It has been a mystery that how the loggerhead sea turtles migrate several miles in the open ocean, where there are no visual landmarks. But, now researchers seem to have solved this mystery.

Loggerhead turtles navigate their way in the ocean by picking up magnetic cues from the Earth's surface, according to a new research published in Current Biology.

Though several species, including sea turtles, were known to rely on magnetic cues to determine latitude, but it had been believed that those signals had been considered unpromising for determining east-west position (i.e. longitude).

The most difficult part of open-sea navigation is determining longitude or east-west position. It took human navigators centuries to figure out how to determine longitude on their long-distance voyages, said Nathan Putman, lead author of the study, in a statement. This study shows, for the first time, how an animal does this.

The latest findings show that the loggerhead turtles use both the inclination of magnetic field to the Earth as well as the strength of the magnetic field for migrating thousands of miles in the ocean.

Researchers say that near the Equator, the field lines are about parallel to the Earth's surface. As one travels north from the Equator, the field lines grow progressively steeper until they reach the poles, where they are directed straight down into the Earth.

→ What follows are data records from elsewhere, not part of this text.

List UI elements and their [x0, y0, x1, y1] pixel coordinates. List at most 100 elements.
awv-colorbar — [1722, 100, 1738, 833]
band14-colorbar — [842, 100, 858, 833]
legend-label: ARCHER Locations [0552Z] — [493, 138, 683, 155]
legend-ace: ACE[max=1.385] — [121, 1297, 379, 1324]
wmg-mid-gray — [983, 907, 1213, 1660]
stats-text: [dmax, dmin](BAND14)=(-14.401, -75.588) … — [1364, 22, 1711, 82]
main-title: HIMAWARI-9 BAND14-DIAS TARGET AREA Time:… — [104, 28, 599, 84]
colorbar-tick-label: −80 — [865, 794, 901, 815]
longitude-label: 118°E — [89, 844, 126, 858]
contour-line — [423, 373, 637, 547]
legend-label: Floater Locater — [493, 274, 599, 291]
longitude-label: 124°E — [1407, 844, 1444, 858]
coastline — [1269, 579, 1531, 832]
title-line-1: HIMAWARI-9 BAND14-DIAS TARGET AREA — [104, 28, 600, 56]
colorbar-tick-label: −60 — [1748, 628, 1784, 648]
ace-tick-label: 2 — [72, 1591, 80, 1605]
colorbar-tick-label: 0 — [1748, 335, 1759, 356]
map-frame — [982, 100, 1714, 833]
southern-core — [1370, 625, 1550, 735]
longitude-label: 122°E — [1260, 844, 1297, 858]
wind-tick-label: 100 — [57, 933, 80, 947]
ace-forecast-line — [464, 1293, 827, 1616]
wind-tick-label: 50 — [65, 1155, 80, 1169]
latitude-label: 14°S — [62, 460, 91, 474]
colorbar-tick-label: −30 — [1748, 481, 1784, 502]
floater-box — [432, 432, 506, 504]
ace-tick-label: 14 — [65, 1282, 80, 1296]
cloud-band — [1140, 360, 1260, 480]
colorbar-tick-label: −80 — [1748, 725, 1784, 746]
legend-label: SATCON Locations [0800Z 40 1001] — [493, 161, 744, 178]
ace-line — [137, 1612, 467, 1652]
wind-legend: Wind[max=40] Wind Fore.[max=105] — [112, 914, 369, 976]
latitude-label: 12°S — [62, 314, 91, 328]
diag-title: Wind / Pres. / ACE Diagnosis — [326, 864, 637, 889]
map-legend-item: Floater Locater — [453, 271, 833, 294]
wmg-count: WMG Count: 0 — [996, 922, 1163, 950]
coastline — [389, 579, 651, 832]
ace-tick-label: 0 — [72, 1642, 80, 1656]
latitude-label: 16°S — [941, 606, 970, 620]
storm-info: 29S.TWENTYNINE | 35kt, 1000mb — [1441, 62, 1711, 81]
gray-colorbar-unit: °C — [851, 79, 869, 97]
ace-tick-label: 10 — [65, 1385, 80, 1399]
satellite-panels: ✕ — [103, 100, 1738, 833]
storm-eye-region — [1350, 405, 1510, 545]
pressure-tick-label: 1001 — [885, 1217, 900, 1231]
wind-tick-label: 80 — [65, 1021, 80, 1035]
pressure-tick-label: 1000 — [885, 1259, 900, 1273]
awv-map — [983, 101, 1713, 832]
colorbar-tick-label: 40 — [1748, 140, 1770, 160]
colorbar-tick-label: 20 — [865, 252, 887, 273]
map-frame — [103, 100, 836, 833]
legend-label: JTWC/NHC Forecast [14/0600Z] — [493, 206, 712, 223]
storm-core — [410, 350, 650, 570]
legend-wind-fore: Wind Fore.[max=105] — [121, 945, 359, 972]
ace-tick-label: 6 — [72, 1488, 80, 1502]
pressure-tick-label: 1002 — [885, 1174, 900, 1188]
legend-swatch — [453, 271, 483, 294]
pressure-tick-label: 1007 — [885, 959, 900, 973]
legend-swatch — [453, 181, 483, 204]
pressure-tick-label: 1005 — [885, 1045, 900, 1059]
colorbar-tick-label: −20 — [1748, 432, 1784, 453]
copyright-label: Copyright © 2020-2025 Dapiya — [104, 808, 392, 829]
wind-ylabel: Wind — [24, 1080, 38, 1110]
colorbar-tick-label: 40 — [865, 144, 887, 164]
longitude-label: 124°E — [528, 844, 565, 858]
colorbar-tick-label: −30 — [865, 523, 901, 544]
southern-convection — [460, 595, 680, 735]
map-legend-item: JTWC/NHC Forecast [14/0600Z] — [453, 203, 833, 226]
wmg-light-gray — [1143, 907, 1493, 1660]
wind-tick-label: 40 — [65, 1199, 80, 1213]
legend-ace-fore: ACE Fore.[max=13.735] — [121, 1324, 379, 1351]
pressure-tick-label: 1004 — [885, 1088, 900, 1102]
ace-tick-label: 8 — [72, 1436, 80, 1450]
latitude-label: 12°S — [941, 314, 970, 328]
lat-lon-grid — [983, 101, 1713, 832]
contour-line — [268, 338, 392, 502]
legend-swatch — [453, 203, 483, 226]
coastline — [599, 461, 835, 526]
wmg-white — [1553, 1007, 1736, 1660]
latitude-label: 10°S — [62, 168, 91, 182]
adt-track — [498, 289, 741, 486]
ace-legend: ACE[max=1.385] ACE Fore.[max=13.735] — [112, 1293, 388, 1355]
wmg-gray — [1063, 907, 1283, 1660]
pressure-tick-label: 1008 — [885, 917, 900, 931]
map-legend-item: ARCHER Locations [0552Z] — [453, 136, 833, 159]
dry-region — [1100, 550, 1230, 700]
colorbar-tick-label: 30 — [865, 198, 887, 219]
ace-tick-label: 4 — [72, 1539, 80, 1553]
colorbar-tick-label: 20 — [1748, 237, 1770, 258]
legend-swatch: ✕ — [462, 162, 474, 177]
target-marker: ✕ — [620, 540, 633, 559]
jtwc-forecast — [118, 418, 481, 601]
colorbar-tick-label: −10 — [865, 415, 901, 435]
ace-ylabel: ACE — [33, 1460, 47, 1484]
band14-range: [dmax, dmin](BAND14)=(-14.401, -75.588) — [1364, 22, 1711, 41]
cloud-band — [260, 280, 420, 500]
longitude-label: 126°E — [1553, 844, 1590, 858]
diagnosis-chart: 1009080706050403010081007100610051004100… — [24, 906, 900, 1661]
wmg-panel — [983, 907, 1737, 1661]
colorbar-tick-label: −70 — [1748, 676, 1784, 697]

The magnetic field also varies in intensity, being generally strongest near the poles and weakest near the equator. Both parameters appear to vary more reliably from north to south than east to west, leading many researchers to conclude that the magnetic field was useful only for latitudinal information.

Although it is true that an animal capable of detecting only inclination or only intensity would have a hard time determining longitude, loggerhead sea turtles detect both magnetic parameters, Putman said. This means that they can extract more information from the Earth's field than is initially apparent.

This work not only solves a long-standing mystery of animal behavior but may also be useful in sea turtle conservation, Kenneth Lohmann of the University of North Carolina said. Understanding the sensory cues that turtles rely on to guide their migrations is an important part of safeguarding their environment.

The recent findings may not only have important implications for the turtles, but could also lead to new approaches in the development of navigational technologies, the researchers say.